Let me make one thing clear: Gun control continues to be a failure when it comes to stopping violence and you and every other law-abiding American has the right to own a firearm and to defend yourself. Knowing that, however, I have say that there are plenty of people walking around who have no business whatsoever owning a gun. Just because you have the right to do something, that does not mean you necessarily should do it. The folks I am talking about have no training—or very little—and less experience handling a weapon, much less dealing with high-stress situations. Moreover, they have unrealistic ideas about what a gunfight really is and about what they are capable of doing. These are the “I’ll just shoot him in the leg” folks, the sort that can easily get in trouble, even to the point of having their weapon taken and used on them. Now, do yourself a favor and be brutally honest: Does that describe you?
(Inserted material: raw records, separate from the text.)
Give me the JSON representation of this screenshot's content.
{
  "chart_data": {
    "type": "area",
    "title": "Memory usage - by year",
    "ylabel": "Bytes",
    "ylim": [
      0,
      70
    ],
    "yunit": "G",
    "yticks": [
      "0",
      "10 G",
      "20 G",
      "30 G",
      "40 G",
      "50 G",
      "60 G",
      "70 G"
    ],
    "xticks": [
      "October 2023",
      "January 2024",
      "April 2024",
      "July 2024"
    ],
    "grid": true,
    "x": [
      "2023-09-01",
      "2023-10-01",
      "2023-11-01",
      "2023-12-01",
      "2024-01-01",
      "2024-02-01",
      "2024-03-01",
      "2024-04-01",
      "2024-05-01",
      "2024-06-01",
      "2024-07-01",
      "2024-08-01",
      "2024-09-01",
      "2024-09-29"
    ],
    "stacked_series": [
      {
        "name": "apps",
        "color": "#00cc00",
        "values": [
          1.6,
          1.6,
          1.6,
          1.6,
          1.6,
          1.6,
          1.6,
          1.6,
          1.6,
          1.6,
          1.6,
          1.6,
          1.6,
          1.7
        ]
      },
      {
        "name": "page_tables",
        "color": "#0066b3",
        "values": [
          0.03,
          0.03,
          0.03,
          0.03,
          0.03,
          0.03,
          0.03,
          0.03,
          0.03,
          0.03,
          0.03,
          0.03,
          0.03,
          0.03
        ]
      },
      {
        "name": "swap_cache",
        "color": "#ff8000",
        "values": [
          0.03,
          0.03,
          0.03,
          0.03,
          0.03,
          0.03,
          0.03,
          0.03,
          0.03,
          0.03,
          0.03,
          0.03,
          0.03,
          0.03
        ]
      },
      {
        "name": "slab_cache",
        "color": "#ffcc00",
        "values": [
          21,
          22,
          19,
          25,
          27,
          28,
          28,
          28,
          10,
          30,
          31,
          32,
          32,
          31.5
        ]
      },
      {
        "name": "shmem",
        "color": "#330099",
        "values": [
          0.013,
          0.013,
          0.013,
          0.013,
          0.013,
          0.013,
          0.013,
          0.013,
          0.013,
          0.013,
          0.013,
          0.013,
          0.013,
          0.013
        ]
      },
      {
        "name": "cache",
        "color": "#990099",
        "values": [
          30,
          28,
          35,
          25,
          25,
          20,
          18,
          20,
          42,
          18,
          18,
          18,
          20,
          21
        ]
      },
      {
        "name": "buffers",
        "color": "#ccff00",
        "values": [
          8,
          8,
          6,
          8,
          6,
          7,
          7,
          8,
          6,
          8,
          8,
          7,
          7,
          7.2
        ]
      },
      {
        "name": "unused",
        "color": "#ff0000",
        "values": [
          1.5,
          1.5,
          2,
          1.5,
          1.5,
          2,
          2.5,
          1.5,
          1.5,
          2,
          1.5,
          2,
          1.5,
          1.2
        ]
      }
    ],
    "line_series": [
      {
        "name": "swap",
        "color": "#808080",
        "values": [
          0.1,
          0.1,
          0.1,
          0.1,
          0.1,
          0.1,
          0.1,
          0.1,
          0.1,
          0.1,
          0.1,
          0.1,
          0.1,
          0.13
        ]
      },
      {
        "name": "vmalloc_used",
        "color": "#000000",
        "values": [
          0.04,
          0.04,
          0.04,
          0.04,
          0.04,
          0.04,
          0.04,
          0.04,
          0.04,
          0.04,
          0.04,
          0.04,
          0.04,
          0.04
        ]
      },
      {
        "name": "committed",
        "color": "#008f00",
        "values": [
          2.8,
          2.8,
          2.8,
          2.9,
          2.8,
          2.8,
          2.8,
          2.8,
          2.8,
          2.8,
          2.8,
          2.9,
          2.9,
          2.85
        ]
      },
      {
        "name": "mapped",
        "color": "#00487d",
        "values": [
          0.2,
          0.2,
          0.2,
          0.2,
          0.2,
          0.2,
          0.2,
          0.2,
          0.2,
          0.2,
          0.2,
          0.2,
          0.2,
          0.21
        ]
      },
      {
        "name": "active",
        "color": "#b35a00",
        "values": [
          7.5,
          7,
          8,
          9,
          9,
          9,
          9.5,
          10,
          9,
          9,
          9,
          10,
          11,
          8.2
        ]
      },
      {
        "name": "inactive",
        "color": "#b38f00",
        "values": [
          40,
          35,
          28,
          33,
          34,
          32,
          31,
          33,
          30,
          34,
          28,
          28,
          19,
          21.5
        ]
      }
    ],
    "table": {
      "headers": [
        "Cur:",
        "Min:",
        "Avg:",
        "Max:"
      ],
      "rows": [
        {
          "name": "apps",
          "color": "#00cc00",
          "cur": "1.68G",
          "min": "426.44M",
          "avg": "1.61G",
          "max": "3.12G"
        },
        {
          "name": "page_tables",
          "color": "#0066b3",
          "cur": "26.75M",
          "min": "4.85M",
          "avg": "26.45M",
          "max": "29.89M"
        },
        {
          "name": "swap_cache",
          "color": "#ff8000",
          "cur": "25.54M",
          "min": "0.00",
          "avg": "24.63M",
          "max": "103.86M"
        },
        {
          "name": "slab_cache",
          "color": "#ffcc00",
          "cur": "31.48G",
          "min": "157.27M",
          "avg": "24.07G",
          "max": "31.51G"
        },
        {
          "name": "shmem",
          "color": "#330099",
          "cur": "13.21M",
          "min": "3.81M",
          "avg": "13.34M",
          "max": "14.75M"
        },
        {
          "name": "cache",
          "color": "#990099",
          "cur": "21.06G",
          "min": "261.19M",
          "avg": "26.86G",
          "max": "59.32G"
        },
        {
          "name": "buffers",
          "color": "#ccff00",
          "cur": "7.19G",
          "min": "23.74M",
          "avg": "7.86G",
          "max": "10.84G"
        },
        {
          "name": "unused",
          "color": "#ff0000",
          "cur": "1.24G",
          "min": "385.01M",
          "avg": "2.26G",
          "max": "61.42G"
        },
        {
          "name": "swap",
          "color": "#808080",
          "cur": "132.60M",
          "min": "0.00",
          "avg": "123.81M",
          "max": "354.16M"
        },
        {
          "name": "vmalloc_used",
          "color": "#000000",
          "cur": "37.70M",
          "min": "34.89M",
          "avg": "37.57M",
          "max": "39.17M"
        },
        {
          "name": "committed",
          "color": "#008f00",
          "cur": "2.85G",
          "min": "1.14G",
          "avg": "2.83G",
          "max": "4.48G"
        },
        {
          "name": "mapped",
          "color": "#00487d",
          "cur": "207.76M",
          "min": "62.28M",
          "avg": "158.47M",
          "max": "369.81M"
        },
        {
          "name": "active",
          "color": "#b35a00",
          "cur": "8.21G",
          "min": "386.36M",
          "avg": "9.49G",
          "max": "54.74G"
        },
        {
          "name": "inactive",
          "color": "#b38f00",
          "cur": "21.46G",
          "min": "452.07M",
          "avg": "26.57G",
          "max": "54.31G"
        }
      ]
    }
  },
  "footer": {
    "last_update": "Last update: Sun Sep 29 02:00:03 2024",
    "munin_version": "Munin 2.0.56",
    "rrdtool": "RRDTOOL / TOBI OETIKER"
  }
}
If it does, and you bought a gun to defend yourself or your business, do yourself and those around you a favor and put it away until you can get the training you need, training that will give you skills as well as a vital sense of responsibility regarding this weapon. Instead, work with your local police to make sure that your business, your home and the streets are all as safe as they can be. Do what you can to make your whole environment hostile and difficult for criminals to thrive in.

If that’s not you, and you do know what you are doing, you train hard and you are mentally and physically capable of defending yourself, work with your local police anyway. Do it, not because you are otherwise defenseless, but because you never want to have to use the power at your fingertips.